If the job isn’t completed by the work crew (e.g. the allotted hours are exhausted before the work is complete and the crew stops work, the crew is reassigned to other jobs prior to completion, quitting) there may be no compensation at all. If the job isn’t completed to the satisfaction of the client or collection is an issue, there may be no compensation.
The details of our direct experience with Tuition Painters are very simple.
Jimmy worked for Tuition Painters for 35 hours. All of his jobs were completed under budget and to the satisfaction of the clients to the best of our knowledge. His pay was unilaterally cut from $10/hr. to $5.15/hr. for his acknowledged hours (15.5 hours). Although the division manager acknowledged this was a mistake in August, 2006 and that he would correct it, Jimmy has yet to receive his full compensation as of the end of November. The same manager was contacted recently about the situation. His response was to wonder why he was being called about issues “back last summer”.
Amanda worked for Tuition Painters for 80.5 hours.
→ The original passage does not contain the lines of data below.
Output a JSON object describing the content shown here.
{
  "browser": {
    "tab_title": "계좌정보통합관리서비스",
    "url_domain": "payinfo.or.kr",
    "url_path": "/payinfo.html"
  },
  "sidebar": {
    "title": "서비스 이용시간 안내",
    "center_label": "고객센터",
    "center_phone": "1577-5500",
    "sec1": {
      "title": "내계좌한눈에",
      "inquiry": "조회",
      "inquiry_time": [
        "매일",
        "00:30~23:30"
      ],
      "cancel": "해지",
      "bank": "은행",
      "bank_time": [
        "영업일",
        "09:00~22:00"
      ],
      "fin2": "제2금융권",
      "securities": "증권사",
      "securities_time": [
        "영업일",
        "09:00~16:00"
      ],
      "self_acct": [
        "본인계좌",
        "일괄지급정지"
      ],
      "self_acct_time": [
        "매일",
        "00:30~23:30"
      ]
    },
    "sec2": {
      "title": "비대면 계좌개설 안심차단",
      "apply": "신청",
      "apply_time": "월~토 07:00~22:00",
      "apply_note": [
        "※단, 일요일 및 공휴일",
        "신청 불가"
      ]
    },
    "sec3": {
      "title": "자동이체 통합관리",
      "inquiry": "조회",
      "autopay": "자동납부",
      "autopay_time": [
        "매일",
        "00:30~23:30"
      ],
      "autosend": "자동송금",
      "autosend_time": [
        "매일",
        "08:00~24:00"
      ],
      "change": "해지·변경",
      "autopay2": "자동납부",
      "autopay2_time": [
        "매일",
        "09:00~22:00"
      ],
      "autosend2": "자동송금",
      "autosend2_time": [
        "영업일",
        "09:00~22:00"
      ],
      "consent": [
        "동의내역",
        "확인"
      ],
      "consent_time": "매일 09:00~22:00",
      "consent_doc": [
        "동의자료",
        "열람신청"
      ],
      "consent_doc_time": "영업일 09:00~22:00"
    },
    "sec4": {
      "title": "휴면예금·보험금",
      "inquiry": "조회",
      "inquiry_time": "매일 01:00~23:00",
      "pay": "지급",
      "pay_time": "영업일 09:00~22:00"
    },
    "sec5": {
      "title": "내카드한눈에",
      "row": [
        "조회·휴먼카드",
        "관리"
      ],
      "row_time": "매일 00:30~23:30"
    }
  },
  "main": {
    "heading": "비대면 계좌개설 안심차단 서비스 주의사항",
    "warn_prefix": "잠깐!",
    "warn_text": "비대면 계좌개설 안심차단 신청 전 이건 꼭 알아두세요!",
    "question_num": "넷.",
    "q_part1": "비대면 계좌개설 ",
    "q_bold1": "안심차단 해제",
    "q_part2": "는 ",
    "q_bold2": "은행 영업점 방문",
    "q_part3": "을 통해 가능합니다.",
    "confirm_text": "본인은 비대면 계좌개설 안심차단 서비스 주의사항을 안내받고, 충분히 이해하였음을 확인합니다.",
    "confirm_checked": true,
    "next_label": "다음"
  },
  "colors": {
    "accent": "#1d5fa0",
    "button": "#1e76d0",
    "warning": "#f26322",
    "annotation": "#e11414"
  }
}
Her situation was slightly more complicated. Misestimated jobs, safety problems (such as working around power lines without training), and quality issues (working with eggshell paint without training) plagued her experience. All of these issues were brought to the attention of the same division manager with no response. This led to wasted hours, unhappy clients, and of course the unilateral pay cut.
After the bees figured out that they were wasting their time, working themselves to death for minimum wage, they made every effort to complete their assignments and terminate the relationship with Tuition Painters without too many loose ends. About the same time, their direct manager was prohibited access to the payroll database so their final hours could not be recorded which accounts for the discrepancy in “acknowledged hours”.
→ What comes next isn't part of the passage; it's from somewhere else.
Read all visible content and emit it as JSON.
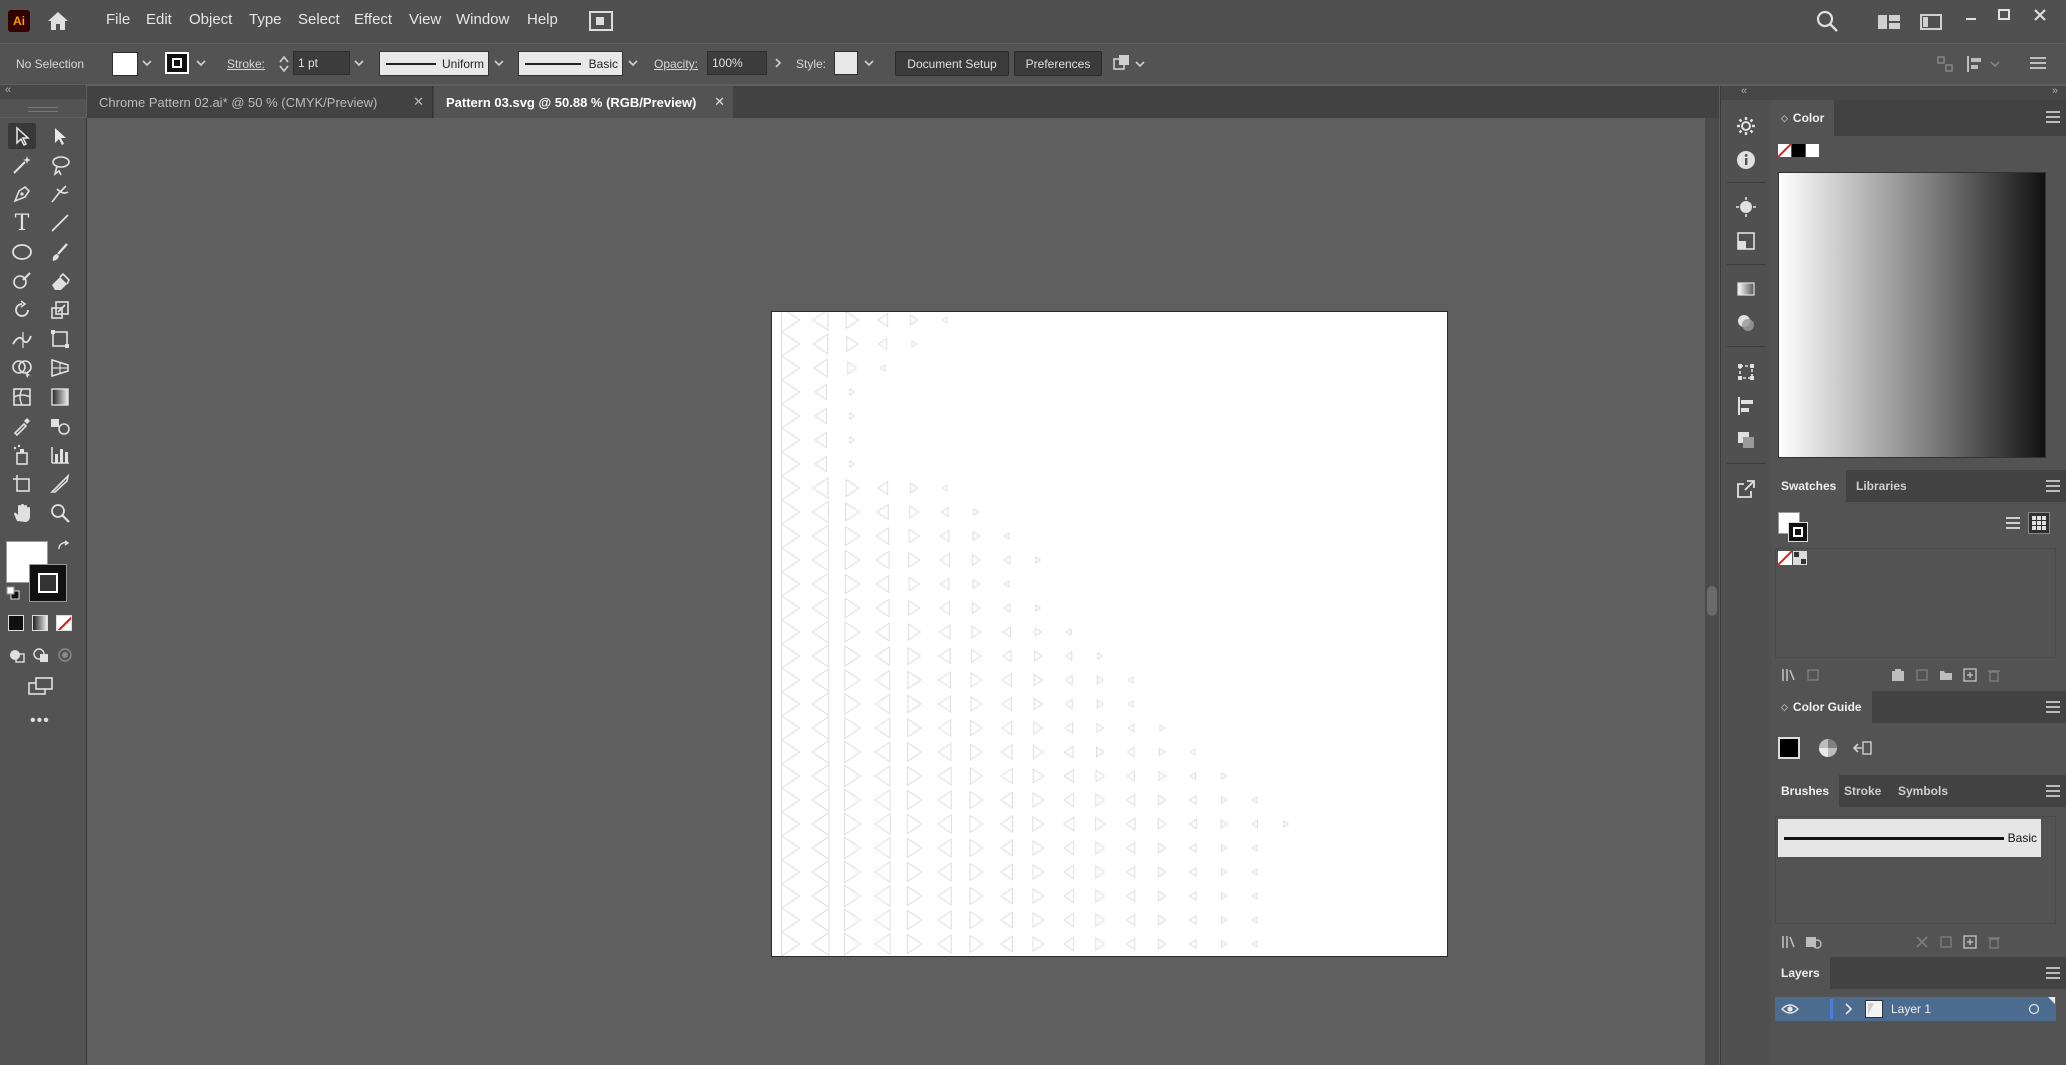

An unscrupulous company could easily build a nice painting business by promising the bees $10/hr. and effectively paying minimum wage rather than manage the business properly.
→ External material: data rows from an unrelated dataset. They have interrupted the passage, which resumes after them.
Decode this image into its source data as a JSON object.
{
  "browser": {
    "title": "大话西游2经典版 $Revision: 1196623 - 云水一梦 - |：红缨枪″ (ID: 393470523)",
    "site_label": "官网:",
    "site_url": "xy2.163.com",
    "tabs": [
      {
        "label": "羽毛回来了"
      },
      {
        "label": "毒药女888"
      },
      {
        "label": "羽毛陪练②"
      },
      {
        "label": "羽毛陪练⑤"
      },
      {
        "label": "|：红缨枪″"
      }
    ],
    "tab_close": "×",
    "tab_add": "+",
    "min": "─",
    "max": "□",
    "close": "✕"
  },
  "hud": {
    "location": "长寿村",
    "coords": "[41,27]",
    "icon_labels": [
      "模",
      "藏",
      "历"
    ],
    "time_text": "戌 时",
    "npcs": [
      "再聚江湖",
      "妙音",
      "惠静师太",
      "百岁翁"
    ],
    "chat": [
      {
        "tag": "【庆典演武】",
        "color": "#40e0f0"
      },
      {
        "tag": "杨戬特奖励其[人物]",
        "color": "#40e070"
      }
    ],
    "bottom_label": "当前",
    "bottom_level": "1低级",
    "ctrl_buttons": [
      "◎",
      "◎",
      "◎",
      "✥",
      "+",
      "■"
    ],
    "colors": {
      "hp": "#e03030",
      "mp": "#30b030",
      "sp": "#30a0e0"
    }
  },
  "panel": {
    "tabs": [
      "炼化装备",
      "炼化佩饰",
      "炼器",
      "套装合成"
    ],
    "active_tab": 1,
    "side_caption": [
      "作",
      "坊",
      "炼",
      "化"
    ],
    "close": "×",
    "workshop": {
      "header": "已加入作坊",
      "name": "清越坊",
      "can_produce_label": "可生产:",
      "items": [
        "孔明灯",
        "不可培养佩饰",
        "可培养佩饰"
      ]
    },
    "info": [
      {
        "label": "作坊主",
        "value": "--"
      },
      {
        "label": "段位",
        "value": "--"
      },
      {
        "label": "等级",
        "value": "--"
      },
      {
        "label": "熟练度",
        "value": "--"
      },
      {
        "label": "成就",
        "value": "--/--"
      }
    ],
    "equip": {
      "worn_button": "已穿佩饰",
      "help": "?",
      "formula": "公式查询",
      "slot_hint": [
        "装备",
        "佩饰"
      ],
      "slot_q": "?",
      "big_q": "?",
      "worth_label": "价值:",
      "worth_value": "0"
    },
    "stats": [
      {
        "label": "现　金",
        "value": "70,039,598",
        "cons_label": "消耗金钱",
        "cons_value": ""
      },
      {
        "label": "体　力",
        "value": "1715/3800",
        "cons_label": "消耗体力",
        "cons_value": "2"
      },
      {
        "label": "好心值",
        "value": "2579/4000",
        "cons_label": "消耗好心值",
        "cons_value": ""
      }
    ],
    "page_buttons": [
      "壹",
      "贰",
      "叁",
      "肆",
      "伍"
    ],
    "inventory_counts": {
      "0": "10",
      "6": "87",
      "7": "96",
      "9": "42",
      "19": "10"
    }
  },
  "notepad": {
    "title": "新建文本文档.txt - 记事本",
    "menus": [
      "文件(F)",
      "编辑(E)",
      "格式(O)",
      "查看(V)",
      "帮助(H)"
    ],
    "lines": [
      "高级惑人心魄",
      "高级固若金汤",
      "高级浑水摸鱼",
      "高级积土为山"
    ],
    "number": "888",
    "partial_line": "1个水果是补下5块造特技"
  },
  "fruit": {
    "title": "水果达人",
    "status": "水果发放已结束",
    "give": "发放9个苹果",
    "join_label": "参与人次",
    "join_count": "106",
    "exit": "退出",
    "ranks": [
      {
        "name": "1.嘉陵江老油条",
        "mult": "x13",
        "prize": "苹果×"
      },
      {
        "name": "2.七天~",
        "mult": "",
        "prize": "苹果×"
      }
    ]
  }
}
When you are making the decision to hire Tuition Painters, know that you are usually getting the best effort out of unskilled, untrained, well-meaning kids. When you are thinking of trying painting for the summer (becoming a “bee” for Tuition Painters) be aware that your pay is tied to circumstances beyond your control.
Better Business Bureau Link:
Amanda and Jimmy have taken a philosophical view of their experience with Tuition Painters, chalking it up to “life lessons not to be repeated”. Although they have moved on, I feel that it is blatantly unfair to take advantage of the naïve. The general population needs to be warned of this type of hiring practice and make an informed decision. Unfortunately, there aren’t too many places publishing this type of information. I have filed a complaint with the Better Business Bureau and have sent a letter to the Virginia State Corporation Commission. In the meantime, feel free to contact me with your own “Tuition Painter” story by email at firstname.lastname@example.org, email@example.com, or call me (Jim Mouser, the Dad) directly at 540-882-4935. A web site is under construction which may prove effective in getting the word out.
Paul of Tuition Painters was sent the above article in November 2006 and invited to comment. His final correspondence with me was “They have been paid what they were owed”. Update: I have a letter from their attornies stating they "intend to sue" if the above article is published, however, they have not stated the basis for their suit. The above article is a factual account of our experience with Tuition Painters.